Case Study Summary: Following a vendor no-findings chart view, Penstock conducted a second-look chart review of the medical record and identified three unsupported ICD-10 diagnosis codes that were not supported by clinical documentation. Removing these diagnoses corrected the coding assumptions driving the claim payment and demonstrates how deeper chart review can help health plans identify errors missed in earlier audits and ensure accurate DRG severity and reimbursement.

Background:

A health plan identified a hospital claim that had already undergone a chart review by a payment integrity vendor. Because the diagnoses reported on the claim significantly increased the payment for the member’s care, the plan engaged Penstock to conduct a second-look chart review of the medical record to independently validate whether those diagnoses were supported by the clinical documentation.

Challenge:

The challenge was determining whether the diagnoses increasing the health plan’s payment were supported by the patient’s medical record. Because the claim had already undergone an initial chart review by another vendor without findings, Penstock was tasked to reassess the record and confirm whether the diagnoses listed on the claim were supported by the clinical documentation.

The Discovery:

Penstock reviewed the full medical record, including physician notes, lab results, and supporting documentation. The review found that three ICD-10-CM diagnoses listed on the claim were not supported by the patient’s medical record, even though they increased the severity of the case.
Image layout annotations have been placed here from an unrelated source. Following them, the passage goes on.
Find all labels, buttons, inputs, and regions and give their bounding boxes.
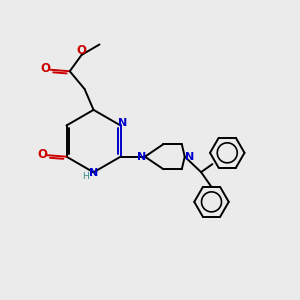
- Text: O: O: [40, 62, 50, 75]
- Text: O: O: [76, 44, 87, 57]
- Text: N: N: [89, 168, 98, 178]
- Text: N: N: [137, 152, 146, 162]
- Text: O: O: [38, 148, 47, 161]
- Text: N: N: [118, 118, 127, 128]
- Text: H: H: [82, 172, 88, 181]
- Text: N: N: [184, 152, 194, 162]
Penstock identified the following issues:

  • Device-Related Infection (Principal Diagnosis)
    The claim listed an infection related to a prosthetic device as the main diagnosis. However, the medical record contained no lab results, imaging, or physician documentation confirming an infected device.  
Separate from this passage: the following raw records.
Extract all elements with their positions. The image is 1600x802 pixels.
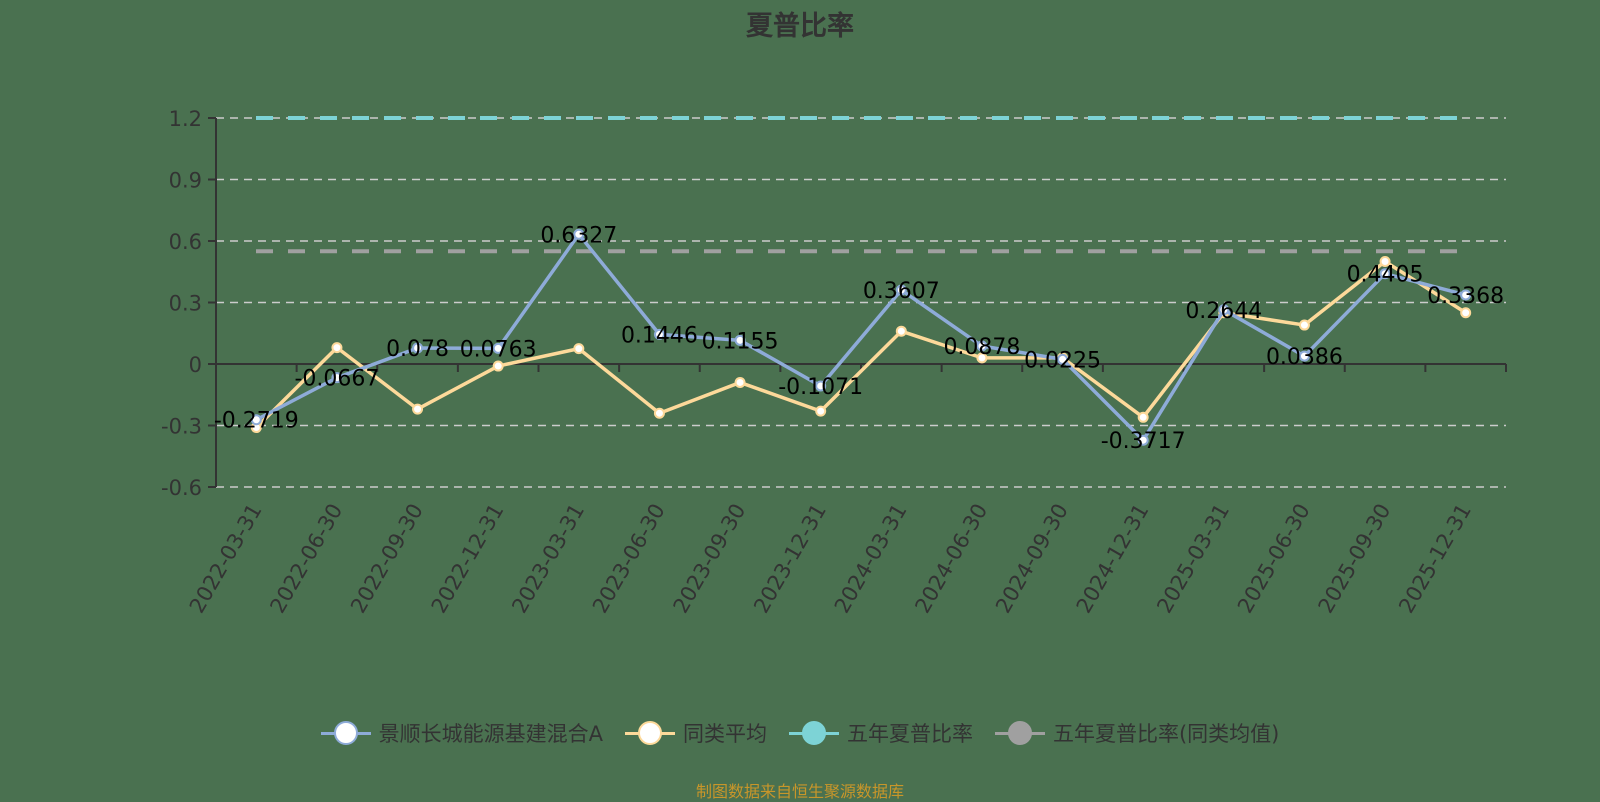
data-point (976, 340, 988, 352)
data-point (492, 342, 504, 354)
legend-item[interactable]: 五年夏普比率 (788, 718, 973, 748)
data-point (1379, 256, 1391, 267)
grid-lines (216, 117, 1506, 488)
data-label: 0.0225 (1024, 348, 1101, 373)
legend-label: 五年夏普比率(同类均值) (1052, 722, 1280, 746)
legend-item[interactable]: 五年夏普比率(同类均值) (994, 718, 1280, 748)
x-tick-label: 2024-09-30 (991, 500, 1073, 618)
data-point (653, 407, 665, 419)
data-point (1298, 350, 1310, 362)
x-tick-label: 2024-03-31 (830, 500, 912, 618)
data-label: -0.2719 (214, 409, 299, 434)
x-tick-label: 2024-06-30 (910, 500, 992, 618)
y-tick-label: 0.9 (169, 169, 202, 193)
data-point (412, 342, 424, 354)
data-point (734, 334, 746, 346)
legend-label: 五年夏普比率 (846, 722, 973, 746)
legend-marker-icon (320, 721, 371, 745)
legend-dot (637, 721, 662, 745)
x-tick-label: 2023-12-31 (749, 500, 831, 618)
legend-dot (1007, 721, 1032, 745)
data-label: 0.1446 (621, 323, 698, 348)
y-tick-label: 0 (189, 353, 202, 377)
data-label: -0.3717 (1101, 429, 1186, 454)
data-label: 0.0878 (943, 335, 1020, 360)
legend-item[interactable]: 景顺长城能源基建混合A (320, 718, 603, 748)
x-tick-label: 2022-03-31 (185, 500, 267, 618)
data-point (1460, 289, 1472, 301)
data-point (573, 343, 585, 355)
data-label: 0.4405 (1347, 263, 1424, 288)
series-line (255, 232, 1467, 442)
legend-dot (333, 721, 358, 745)
x-tick-label: 2022-12-31 (427, 500, 509, 618)
data-point (1298, 319, 1310, 331)
data-point (976, 352, 988, 364)
data-label: 0.6327 (540, 223, 617, 248)
data-point (1137, 434, 1149, 446)
chart-title: 夏普比率 (746, 11, 854, 42)
source-note: 制图数据来自恒生聚源数据库 (695, 782, 904, 801)
x-tick-label: 2024-12-31 (1072, 500, 1154, 618)
legend-dot (801, 721, 826, 745)
data-point (331, 372, 343, 384)
series-line (255, 259, 1467, 429)
y-tick-label: -0.3 (161, 415, 202, 439)
x-tick-label: 2025-06-30 (1233, 500, 1315, 618)
x-tick-label: 2023-03-31 (507, 500, 589, 618)
data-point (815, 380, 827, 392)
data-point (895, 284, 907, 296)
data-point (1379, 268, 1391, 280)
series-lines (250, 228, 1472, 446)
reference-lines (256, 116, 1465, 254)
legend-marker-icon (994, 721, 1045, 745)
legend-label: 同类平均 (682, 722, 767, 746)
data-point (1218, 304, 1230, 316)
data-point (1137, 411, 1149, 423)
data-label: 0.0763 (460, 337, 537, 362)
data-label: 0.2644 (1185, 299, 1262, 324)
data-label: 0.078 (386, 337, 449, 362)
data-label: 0.3607 (863, 279, 940, 304)
legend: 景顺长城能源基建混合A 同类平均 五年夏普比率 五年夏普比率(同类均值) (0, 718, 1600, 748)
y-tick-label: -0.6 (161, 476, 202, 500)
data-label: -0.1071 (778, 375, 863, 400)
data-point (1057, 353, 1069, 365)
data-label: 0.3368 (1427, 284, 1504, 309)
y-tick-label: 0.3 (169, 292, 202, 316)
data-label: 0.1155 (702, 329, 779, 354)
x-tick-label: 2025-03-31 (1152, 500, 1234, 618)
y-tick-label: 1.2 (169, 107, 202, 131)
legend-item[interactable]: 同类平均 (624, 718, 767, 748)
legend-marker-icon (788, 721, 839, 745)
data-label: -0.0667 (294, 367, 379, 392)
data-point (492, 360, 504, 372)
data-point (895, 325, 907, 337)
y-tick-label: 0.6 (169, 230, 202, 254)
data-point (573, 228, 585, 240)
data-point (331, 342, 343, 354)
legend-label: 景顺长城能源基建混合A (378, 722, 603, 746)
x-tick-label: 2022-09-30 (346, 500, 428, 618)
data-label: 0.0386 (1266, 345, 1343, 370)
x-tick-label: 2023-09-30 (669, 500, 751, 618)
data-point (653, 328, 665, 340)
legend-marker-icon (624, 721, 675, 745)
data-labels: -0.2719 -0.0667 0.078 0.0763 0.6327 0.1446 0.1… (214, 223, 1504, 454)
data-point (412, 403, 424, 415)
data-point (250, 414, 262, 426)
data-point (734, 376, 746, 388)
data-point (815, 405, 827, 417)
x-tick-label: 2022-06-30 (265, 500, 347, 618)
line-chart: 1.2 0.9 0.6 0.3 0 -0.3 -0.62022-03-312022-06-3… (161, 107, 1507, 618)
x-tick-label: 2023-06-30 (588, 500, 670, 618)
x-tick-label: 2025-12-31 (1394, 500, 1476, 618)
data-point (1460, 307, 1472, 319)
x-tick-label: 2025-09-30 (1314, 500, 1396, 618)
  • Gram-Negative Sepsis (Major Complication or Comorbidity)
    The claim included gram-negative sepsis. While an early lab note referenced gram-negative rods, the final blood cultures showed no bacterial growth, and the record did not document the type of organ dysfunction typically required to support a diagnosis of sepsis.

  • End-Stage Renal Disease (Major Complication or Comorbidity)
    The claim also listed end-stage renal disease (ESRD). The medical record referenced a past period of dialysis related to a severe episode of acute kidney injury, but there was no documentation indicating the patient currently had ESRD. Because ESRD is a permanent condition that is always reportable when documented, confirming its presence requires clear clinical documentation. In this case, the diagnosis was not supported by the medical record and should not have been coded for the encounter.

Based on Penstock’s chart review, all three diagnoses were determined to be unsupported for the episode of care.

Results

Based on Penstock’s second-look chart review, all three unsupported diagnoses were removed from the claim. Removing these diagnoses reduced the clinical severity assigned to the case and corrected the DRG classification, ensuring that reimbursement accurately reflected the patient’s documented condition and episode of care.

This case highlights the value of second-look chart review (no prior findings), particularly when an initial review has already taken place. By examining the full medical record with a deep clinical lens, Penstock was able to identify documentation gaps that were not identified in the earlier review.

Across Penstock’s post-pay chart review programs, this level of detailed clinical validation consistently drives meaningful results for health plans, including:

  • 28–34% savings rates across post-pay chart review programs
  • $1,420–$2,260 average savings per chart review
  • More than $2.5M–$6.3M in annual savings identified across active client programs

These outcomes demonstrate how deeper medical record review and DRG validation can uncover payment inaccuracies that standard audit processes may miss.